Nodepool

Nodepool is a service used by the OpenStack CI team to deploy and manage a pool of devstack images on a cloud server for use in OpenStack project testing.

Overview

Once per day, for every image type (and provider) configured by nodepool, a new image with cached data for use by devstack. Nodepool spins up new instances and tears down old as tests are queued up and completed, always maintaining a consistent number of available instances for tests up to the set limits of the CI infrastructure.

Bad Images

Since nodepool takes a while to build images, and generally only does it once per day, occasionally the images it produces may have significant behavior changes from the previous versions. For instance, a provider’s base image or operating system package may update, or some of the scripts or system configuration that we apply to the images may change. If this occurs, it is easy to revert to the last good image.

Nodepool periodically deletes old images, however, it never deletes the current or next most recent image in the ready state for any image-provider combination.

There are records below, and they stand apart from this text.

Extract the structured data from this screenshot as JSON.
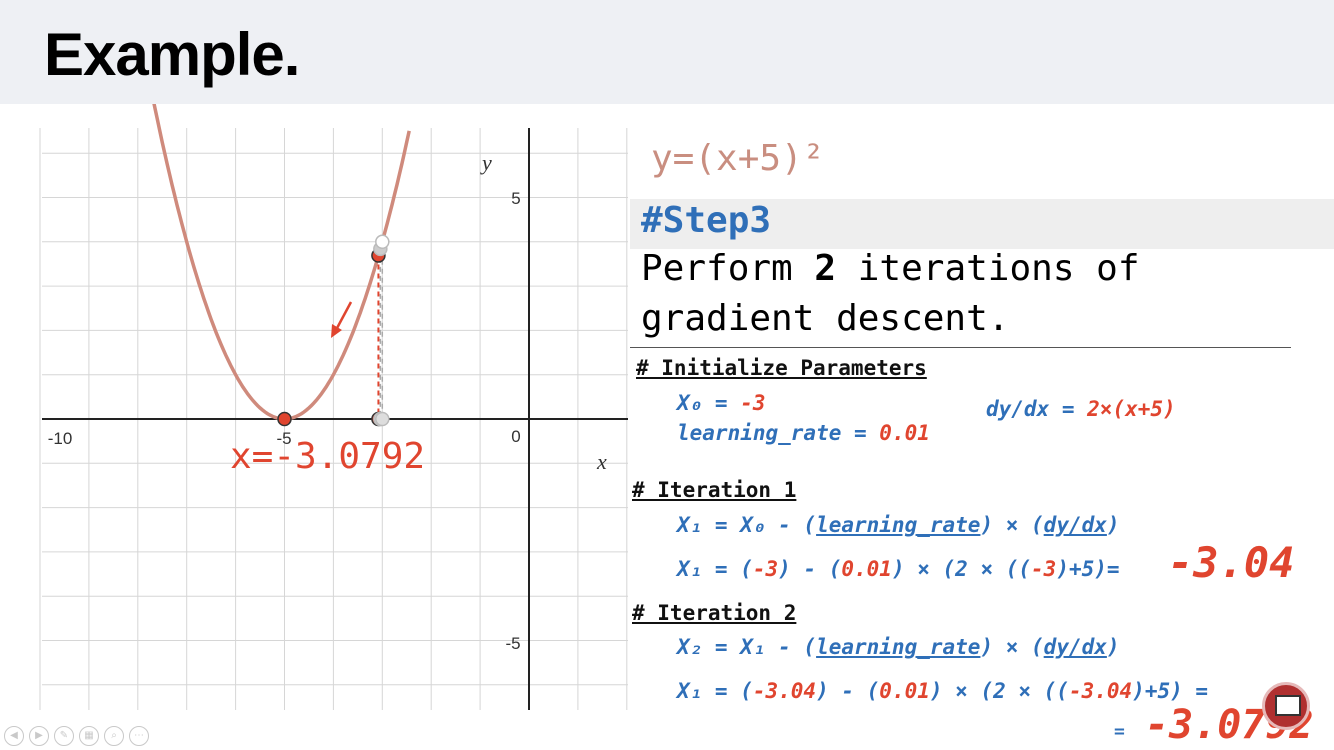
{
  "slide": {
    "title": "Example.",
    "equation": "y=(x+5)²",
    "step_label": "#Step3",
    "task_line1_pre": "Perform ",
    "task_line1_bold": "2",
    "task_line1_post": " iterations of",
    "task_line2": "gradient descent.",
    "x_annotation": "x=-3.0792"
  },
  "code": {
    "init_header": "# Initialize Parameters",
    "x0_label": "X₀ = ",
    "x0_value": "-3",
    "lr_label": "learning_rate = ",
    "lr_value": "0.01",
    "deriv_label": "dy/dx = ",
    "deriv_value": "2×(x+5)",
    "iter1_header": "# Iteration 1",
    "iter1_formula_a": "X₁ = X₀ - (",
    "iter1_formula_lr": "learning_rate",
    "iter1_formula_b": ") × (",
    "iter1_formula_d": "dy/dx",
    "iter1_formula_c": ")",
    "iter1_calc_a": "X₁ = (",
    "iter1_calc_x": "-3",
    "iter1_calc_b": ") - (",
    "iter1_calc_lr": "0.01",
    "iter1_calc_c": ") × (2 × ((",
    "iter1_calc_x2": "-3",
    "iter1_calc_d": ")+5)= ",
    "iter1_result": "-3.04",
    "iter2_header": "# Iteration 2",
    "iter2_formula_a": "X₂ = X₁ - (",
    "iter2_formula_lr": "learning_rate",
    "iter2_formula_b": ") × (",
    "iter2_formula_d": "dy/dx",
    "iter2_formula_c": ")",
    "iter2_calc_a": "X₁ = (",
    "iter2_calc_x": "-3.04",
    "iter2_calc_b": ") - (",
    "iter2_calc_lr": "0.01",
    "iter2_calc_c": ") × (2 × ((",
    "iter2_calc_x2": "-3.04",
    "iter2_calc_d": ")+5) = ",
    "iter2_eq2": "= ",
    "iter2_result": "-3.0792"
  },
  "graph": {
    "x_axis_label": "x",
    "y_axis_label": "y",
    "tick_x_neg10": "-10",
    "tick_x_neg5": "-5",
    "tick_origin": "0",
    "tick_y_5": "5",
    "tick_y_neg5": "-5",
    "x_range": [
      -10.5,
      2
    ],
    "y_range": [
      -6.5,
      6.5
    ],
    "curve_color": "#cf8a7c",
    "point_color": "#e0452f",
    "points": [
      {
        "x": -5,
        "y": 0,
        "state": "minimum"
      },
      {
        "x": -3.0792,
        "y": 3.69,
        "state": "current"
      },
      {
        "x": -3.04,
        "y": 3.84,
        "state": "previous"
      },
      {
        "x": -3,
        "y": 4,
        "state": "start"
      }
    ]
  },
  "icons": [
    "prev-icon",
    "next-icon",
    "pen-icon",
    "slides-icon",
    "zoom-icon",
    "more-icon",
    "presenter-icon"
  ]
}
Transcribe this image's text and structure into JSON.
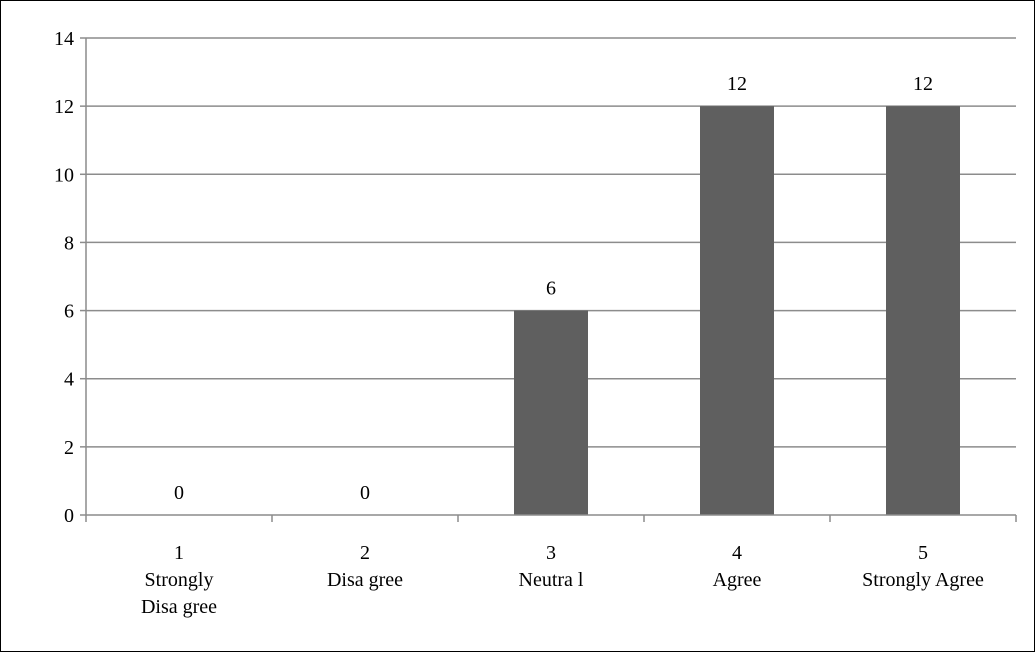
{
  "chart_data": {
    "type": "bar",
    "categories": [
      [
        "1",
        "Strongly",
        "Disa gree"
      ],
      [
        "2",
        "Disa gree"
      ],
      [
        "3",
        "Neutra l"
      ],
      [
        "4",
        "Agree"
      ],
      [
        "5",
        "Strongly Agree"
      ]
    ],
    "values": [
      0,
      0,
      6,
      12,
      12
    ],
    "data_labels": [
      "0",
      "0",
      "6",
      "12",
      "12"
    ],
    "title": "",
    "xlabel": "",
    "ylabel": "",
    "ylim": [
      0,
      14
    ],
    "yticks": [
      0,
      2,
      4,
      6,
      8,
      10,
      12,
      14
    ],
    "grid": true,
    "legend": "none",
    "colors": {
      "bar": "#5f5f5f",
      "grid": "#8c8c8c",
      "axis": "#8c8c8c"
    }
  }
}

So if you find that the devstack-precise images for a single or all providers are problematic, you can run:

$ sudo nodepool image-list

+--------+--------------------+------------------------+----------------------------------------------------------+------------+--------------------------------------+--------------------------------------+----------+-------------+
| ID     | Provider           | Image                  | Hostname                                                 | Version    | Image ID                             | Server ID                            | State    | Age (hours) |
+--------+--------------------+------------------------+----------------------------------------------------------+------------+--------------------------------------+--------------------------------------+----------+-------------+
| 168655 | hpcloud-az2        | devstack-precise       | devstack-precise-1394417686.template.openstack.org       | 1394417686 | 387612                               | 4909797                              | ready    | 26.83       |
| 168696 | hpcloud-az2        | devstack-precise       | devstack-precise-1394514268.template.openstack.org       | 1394514268 | 388782                               | 4930213                              | ready    | 0.75        |
+--------+--------------------+------------------------+----------------------------------------------------------+------------+--------------------------------------+--------------------------------------+----------+-------------+

Image 168655 is the previous image and 168696 is the current image (they are both marked as ready and the current image is simply the image with the shortest age. Delete the problematic image with:

$ sudo nodepool image-delete 168696

Then the previous image, 168655, will become the current image and nodepool will use it when creating new nodes. When nodepool next creates an image, it will still retain 168655 since it will still be considered the next-most-recent image.

vhd-util

Creating images for Rackspace requires a patched version of vhd-util to convert the images into the appropriate VHD format. A package is manaually managed at ppa:openstack-ci-core/vhd-util and is based on a git repo at https://github.com/emonty/vhd-util

Updating vhd-util

Should it become required to update vhd-util before Infra has a proper packaging repo or solution in place, one should clone from the git repo:

$ git clone git://github.com/emonty/vhd-util
$ cd vhd-util

Then perform whatever updates and packaging work are needed. The repo is formatted as a git-buildpackage repo with –pristine-tar. When you’re ready to upload a new verion, commit, create a source package and a tag:

$ git-buildpackage --git-tag --git-sign-tags -S

This will make a source package in the parent directory. Upload it to launchpad:

$ cd ..
$ dput ppa:openstack-ci-core/vhd-util vhd-util_$version_source.changes

Then probably pushing the repo to github and submitting a pull request so that we can keep up with the change is not a terrible idea.